Мари с помощью жениха вытолкала наглую ногу и они вместе таки закрыли дверь.
Редактор протянул разочарованно:
- Ну что за люди, совсем не идут навстречу коллективу, - и мечтательно улыбнулся, - ничего, все, что не попало в снимок, дорисуем. Художники мы или нет?
- И допишем, - кивнул автор, которого иллюстрировала Мари. Он принимал самое деятельное участие в сражении за дверь и теперь тяжело дышал.
– Кажется, снова…
- Что? – обеспокоенного спросил редактор. - Руку повредили?
- Вдохновение нашло, - глаза автора горели огнем, пока его муза увлеченно целовалась за дверью.
- Пойдем, - покровительственно улыбнулся редактор, - будем с этим что-то делать!
========== 17. ==========
Художественный редактор, назовем его Генрих, усадил автора (имя автора - Жан, да, простое…, но у него такой псевдоним, что никто в издательстве его до сих пор не выучил и, тем более, не научился правильно выговаривать!) в уютное кресло и сел рядом, поглядывая в планшет, с листом бумаги, в котором также нетерпеливо делал набросок. Автор, увлеченный планшетиком, даже не вздрогнул, почувствовав теплое дыхание, коснувшееся его щеки.
— Жанчик, — проникновенно нашептывал редактор, — ты уверен, что они именно в такой позе…
Автор испуганно встрепенулся:
— Это невозможно физиологически?
— Нет, это не возможно не проверить…
— А?!
— Да, отложите же планшет, Жан, — он может пострадать!

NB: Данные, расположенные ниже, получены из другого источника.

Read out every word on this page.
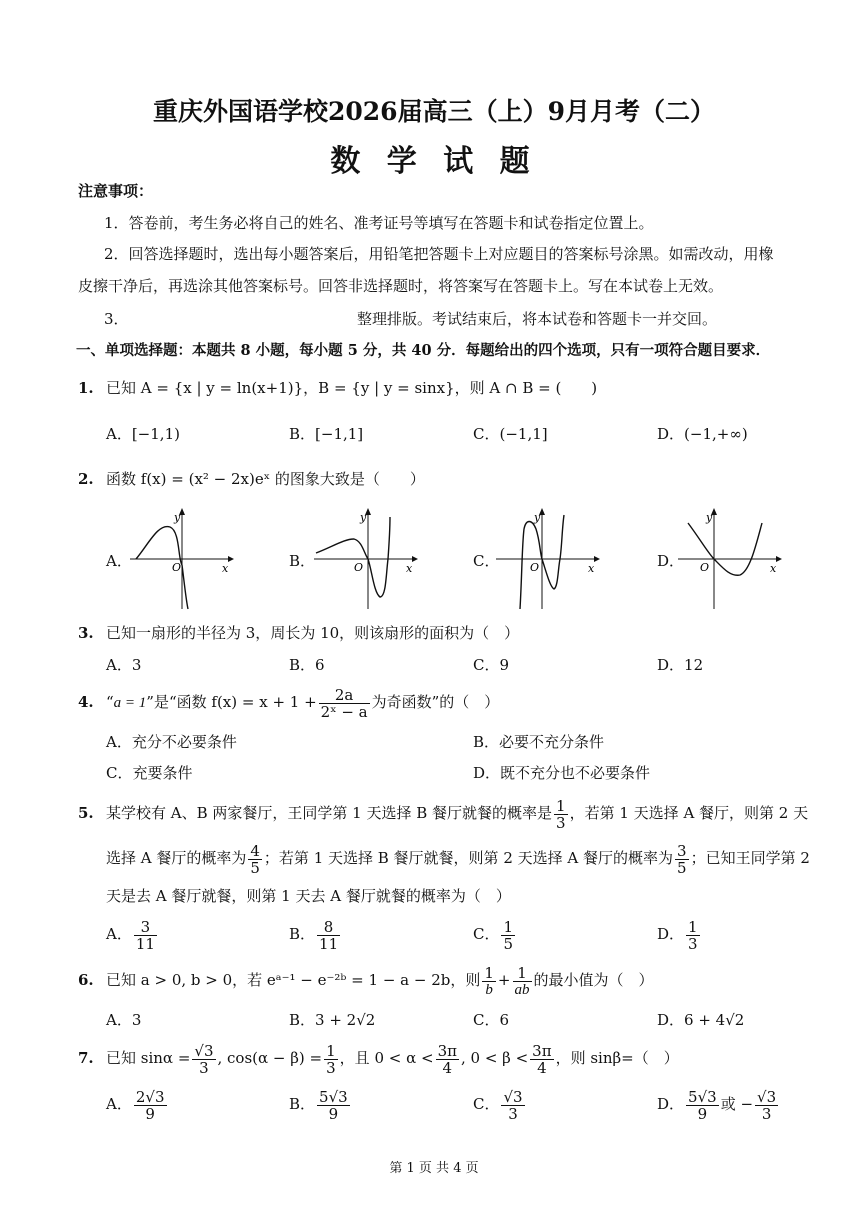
重庆外国语学校2026届高三（上）9月月考（二）
数 学 试 题
注意事项：
1．答卷前，考生务必将自己的姓名、准考证号等填写在答题卡和试卷指定位置上。
2．回答选择题时，选出每小题答案后，用铅笔把答题卡上对应题目的答案标号涂黑。如需改动，用橡
皮擦干净后，再选涂其他答案标号。回答非选择题时，将答案写在答题卡上。写在本试卷上无效。
3．	整理排版。考试结束后，将本试卷和答题卡一并交回。
一、单项选择题：本题共 8 小题，每小题 5 分，共 40 分．每题给出的四个选项，只有一项符合题目要求．
1. 已知 A = {x | y = ln(x+1)}，B = {y | y = sinx}，则 A ∩ B = (　　)
A．[−1,1)	B．[−1,1]	C．(−1,1]	D．(−1,+∞)
2. 函数 f(x) = (x² − 2x)eˣ 的图象大致是（　　）
A．	B．	C．	D．
y
x
O
y
x
O
y
x
O
y
x
O
3. 已知一扇形的半径为 3，周长为 10，则该扇形的面积为（　）
A．3	B．6	C．9	D．12
4. “a = 1”是“函数 $f(x) = x + 1 + \frac{2a}{\text{2ˣ − a}}$ 为奇函数”的（　）
A．充分不必要条件	B．必要不充分条件
C．充要条件	D．既不充分也不必要条件
5. 某学校有 A、B 两家餐厅，王同学第 1 天选择 B 餐厅就餐的概率是 $\frac{1}{3}$ ，若第 1 天选择 A 餐厅，则第 2 天
选择 A 餐厅的概率为 $\frac{4}{5}$ ；若第 1 天选择 B 餐厅就餐，则第 2 天选择 A 餐厅的概率为 $\frac{3}{5}$ ；已知王同学第 2
天是去 A 餐厅就餐，则第 1 天去 A 餐厅就餐的概率为（　）
A． $\frac{3}{11}$	B． $\frac{8}{11}$	C． $\frac{1}{5}$	D． $\frac{1}{3}$
6. 已知 a > 0, b > 0，若 eᵃ⁻¹ − e⁻²ᵇ = 1 − a − 2b，则 $\frac{1}{b} + \frac{1}{ab}$ 的最小值为（　）
A．3	B．3 + 2√2	C．6	D．6 + 4√2
7. 已知 $\sin\alpha = \frac{√3}{3}$ , $\cos(\alpha - \beta) = \frac{1}{3}$ ，且 $0 < \alpha < \frac{3\pi}{4}$ , $0 < \beta < \frac{3\pi}{4}$ ，则 sinβ=（　）
A． $\frac{2√3}{9}$	B． $\frac{5√3}{9}$	C． $\frac{√3}{3}$	D． $\frac{5√3}{9}$ 或 − $\frac{√3}{3}$
第 1 页 共 4 页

Жан возмущенно прикрыл планшет своим телом — ведь там находился роман его жизни, о чем он незамедлительно сообщил редактору.
— Бросьте, какой роман может жить в планшетике?! Романы — они в жизни, — невозмутимо поведал редактор, положив руку на плечо недогадливому и наивному автору.
— Вы о практической стороне? — недоверчиво спросил тот.
— Конечно, о ней, — окончательно забыв о набросках, доверительно зашептал редактор. — Как вы можете писать о любви… Большой Любви с большой буквы, не попробовав все на себе?
Автор изумленно смотрел на редактора и отчаянно признался:
— Я еще не влюблялся… Моя мама говорила…
— Вот-вот, так нельзя, это не этично писать о любви, не испытав этого чувства!
— Но я же такой чувствительный! Я всегда плачу, кода вижу котят, и птенчиков, и ….
Редактор схватился за голову и со вздохом: «Тяжелый случай…», пристально посмотрел автору в глаза:
— Тяжелый, но не неизлечимый … Дорогой Жан, — начал он, но был остановлен неожиданным и отчаянным поцелуем автора. Тот припал к его губам, как оголодавший к куску мяса, да так, что даже бывалый редактор от такого напора плюхнулся на пятую точку, ну, а автор — от неожиданности — на него.
— Дорогой! — выпученные глаза редактора говорили сами за себя, только автору, в вошедшему в раж, было глубоко начхать. Он, буквально, почувствовал себя на коне. «Конь» попытался взбрыкнуть, но бунт был подавлен на корню коварной рукой, схватившей его за яйца.